Published: 28 October 2009



The decreasing range of joint motion caused by insufficient muscle length is a common problem in children with cerebral palsy (CP), often worsening with age. In 1994 a CP register and health care programme for children with CP was initiated in southern Sweden. The aim of this study was to analyse the development of the passive range of motion (ROM) in the lower limbs during all the growth periods in relation to gross motor function and CP subtype in the total population of children with CP.


In total, 359 children with CP born during 1990-1999, living in the southernmost part of Sweden in the year during which they reached their third birthday and still living in the area in the year of their seventh birthday were analysed. The programme includes a continuous standardized follow-up with goniometric measurements of ROM in the lower limbs. The assessments are made by each child's local physiotherapist twice a year until 6 years of age, then once a year. In total, 5075 assessments from the CPUP database from 1994 to 1 January 2007 were analysed.
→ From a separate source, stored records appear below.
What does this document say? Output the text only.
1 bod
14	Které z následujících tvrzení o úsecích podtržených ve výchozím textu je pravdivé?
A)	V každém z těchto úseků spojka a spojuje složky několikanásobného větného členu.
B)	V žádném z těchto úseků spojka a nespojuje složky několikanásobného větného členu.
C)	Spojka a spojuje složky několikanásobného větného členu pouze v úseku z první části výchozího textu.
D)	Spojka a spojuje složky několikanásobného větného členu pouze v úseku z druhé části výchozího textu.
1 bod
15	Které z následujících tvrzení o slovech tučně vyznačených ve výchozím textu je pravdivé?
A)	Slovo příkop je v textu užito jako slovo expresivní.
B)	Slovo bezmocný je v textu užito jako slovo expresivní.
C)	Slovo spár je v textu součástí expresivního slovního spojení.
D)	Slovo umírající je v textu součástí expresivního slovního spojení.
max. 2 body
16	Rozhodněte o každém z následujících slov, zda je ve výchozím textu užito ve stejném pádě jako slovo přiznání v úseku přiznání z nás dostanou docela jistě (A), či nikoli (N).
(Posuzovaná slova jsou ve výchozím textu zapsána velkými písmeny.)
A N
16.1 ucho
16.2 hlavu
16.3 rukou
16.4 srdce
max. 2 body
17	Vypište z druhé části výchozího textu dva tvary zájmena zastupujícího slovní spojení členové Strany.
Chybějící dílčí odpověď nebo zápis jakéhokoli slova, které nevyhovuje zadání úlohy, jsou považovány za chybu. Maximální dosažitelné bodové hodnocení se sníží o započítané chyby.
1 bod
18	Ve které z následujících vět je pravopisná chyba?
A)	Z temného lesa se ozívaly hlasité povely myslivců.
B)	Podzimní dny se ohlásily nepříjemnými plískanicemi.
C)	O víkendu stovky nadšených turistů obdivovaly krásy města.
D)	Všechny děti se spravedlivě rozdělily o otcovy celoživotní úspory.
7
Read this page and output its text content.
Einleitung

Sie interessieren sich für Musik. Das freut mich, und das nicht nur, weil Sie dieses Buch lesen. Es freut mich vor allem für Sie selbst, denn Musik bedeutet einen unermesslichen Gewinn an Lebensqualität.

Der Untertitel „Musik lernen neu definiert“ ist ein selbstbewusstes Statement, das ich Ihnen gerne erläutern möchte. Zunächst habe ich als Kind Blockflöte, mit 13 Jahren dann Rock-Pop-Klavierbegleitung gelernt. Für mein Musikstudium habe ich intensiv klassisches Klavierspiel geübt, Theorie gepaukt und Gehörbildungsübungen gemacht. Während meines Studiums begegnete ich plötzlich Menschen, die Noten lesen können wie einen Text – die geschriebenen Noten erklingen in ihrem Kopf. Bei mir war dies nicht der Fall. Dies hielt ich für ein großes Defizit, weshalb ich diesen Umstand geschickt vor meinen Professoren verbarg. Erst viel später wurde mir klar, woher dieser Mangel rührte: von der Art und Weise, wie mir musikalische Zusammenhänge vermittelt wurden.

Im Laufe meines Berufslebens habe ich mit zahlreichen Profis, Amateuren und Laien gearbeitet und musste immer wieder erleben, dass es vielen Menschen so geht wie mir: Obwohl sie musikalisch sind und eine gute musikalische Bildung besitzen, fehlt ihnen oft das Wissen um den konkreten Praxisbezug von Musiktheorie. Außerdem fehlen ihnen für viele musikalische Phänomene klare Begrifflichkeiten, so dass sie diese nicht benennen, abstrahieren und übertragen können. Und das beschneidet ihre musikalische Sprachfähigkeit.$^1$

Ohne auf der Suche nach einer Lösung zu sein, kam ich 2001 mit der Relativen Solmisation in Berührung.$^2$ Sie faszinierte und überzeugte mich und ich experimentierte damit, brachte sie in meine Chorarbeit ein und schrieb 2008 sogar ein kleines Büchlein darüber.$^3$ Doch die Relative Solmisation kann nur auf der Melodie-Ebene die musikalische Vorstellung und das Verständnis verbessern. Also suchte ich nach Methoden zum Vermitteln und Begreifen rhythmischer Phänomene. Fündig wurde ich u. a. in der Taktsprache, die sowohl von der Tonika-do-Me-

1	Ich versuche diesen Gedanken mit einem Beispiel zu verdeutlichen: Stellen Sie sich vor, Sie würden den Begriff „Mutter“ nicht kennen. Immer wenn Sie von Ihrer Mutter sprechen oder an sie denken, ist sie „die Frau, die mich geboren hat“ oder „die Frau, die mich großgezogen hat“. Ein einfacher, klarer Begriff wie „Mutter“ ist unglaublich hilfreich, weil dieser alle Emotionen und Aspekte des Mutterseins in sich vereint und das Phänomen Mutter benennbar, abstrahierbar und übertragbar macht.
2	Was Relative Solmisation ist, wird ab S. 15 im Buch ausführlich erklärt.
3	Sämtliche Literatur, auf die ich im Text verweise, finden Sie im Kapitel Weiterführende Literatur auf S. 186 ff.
The study showed a decreasing mean range of motion over the period 2-14 years of age in all joints or muscles measured. The development of ROM varied according to GMFCS level and CP subtype.


We found a decreasing ROM in children with CP from 2-14 years of age. This information is important for both the treatment and follow-up planning of the individual child as well as for the planning of health care programmes for all children with CP.